Fanciful trademarks consist of “coined” words or terms that have been created and do not have a dictionary meaning. Arbitrary trademarks are common words or terms, but have nothing to do with the goods or services with which they are associated. Suggestive trademarks, which are strong but not as strong as either arbitrary or fanciful trademarks, are familiar words or phrases that “suggest” what their product or service really consists of. Another way to conceptualize suggestive trademarks is by realizing that a suggestive trademark is one that will conjure up an image of the good or service after some contemplation. So if you think about it for a while you will understand the connection between the suggestive trademark and the goods or services, but it is not overtly apparent on the face of things.
The reason lawyers plead for names that have little or nothing to do with the business is because those are the names that are entitled to the highest legal protection. Chickenfoot is likely an arbitrary trademark because it does seem to have a meaning, but has nothing to do with rock legends, music, albums or the business of the personalities. As such, Chickenfoot is going to lead to strong legal rights, making it easier for the band to prevent others from encroaching upon their rights. The fact that it is also an intriguing name that invites questions and engages people is all the better, and perhaps the best type of trademark.
The reason that marketing folks always tend to want trademarks that are generic or descriptive (which legally they cannot obtain) is because when you pick a trademark that is arbitrary, fanciful or even suggestive a lot more effort, which translates into time and money, may be required in order to get consumers to associate the name with what is being offered. In this case, effective use of the Internet, press releases and buzz being created by fans and the media should make it far more easy to get away with using a name like Chickenfoot, and even enhance interest.
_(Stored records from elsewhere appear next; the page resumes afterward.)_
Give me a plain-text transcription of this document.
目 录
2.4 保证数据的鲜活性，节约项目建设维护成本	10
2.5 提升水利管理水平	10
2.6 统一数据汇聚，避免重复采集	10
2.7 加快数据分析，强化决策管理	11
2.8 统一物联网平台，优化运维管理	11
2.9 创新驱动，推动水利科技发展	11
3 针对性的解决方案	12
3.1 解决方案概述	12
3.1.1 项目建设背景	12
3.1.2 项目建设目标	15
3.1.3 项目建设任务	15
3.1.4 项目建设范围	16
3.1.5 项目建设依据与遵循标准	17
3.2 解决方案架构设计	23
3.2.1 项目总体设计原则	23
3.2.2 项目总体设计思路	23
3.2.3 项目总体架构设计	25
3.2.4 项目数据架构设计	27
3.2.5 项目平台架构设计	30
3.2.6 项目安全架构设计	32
In an otherwise well oiled and carefully thought out marketing plan that leverages intellectual property in unique and interesting ways, my only advice to the band would be to consider creating an album of photographs that fans can use on their websites. I was searching for a good shot of the band to use with this article, and the ones that pictured the entire band were all copyrighted, with a stamp clearly saying that all rights are reserved. I certainly understand the desire to control image, but if you really want to go viral you need to let your fans do some of the heavy lifting for you. Politicians know this and are very good at leveraging followers. For those seeking major offices they typically have photos, banners and badges that are specifically appropriate for use by bloggers and on fan sites. This allows the politician to keep control of how things are used and portrayed, but gives followers an opportunity to spread the word.
On a personal note, I am looking forward to the release of the album. Good luck Chickenfoot!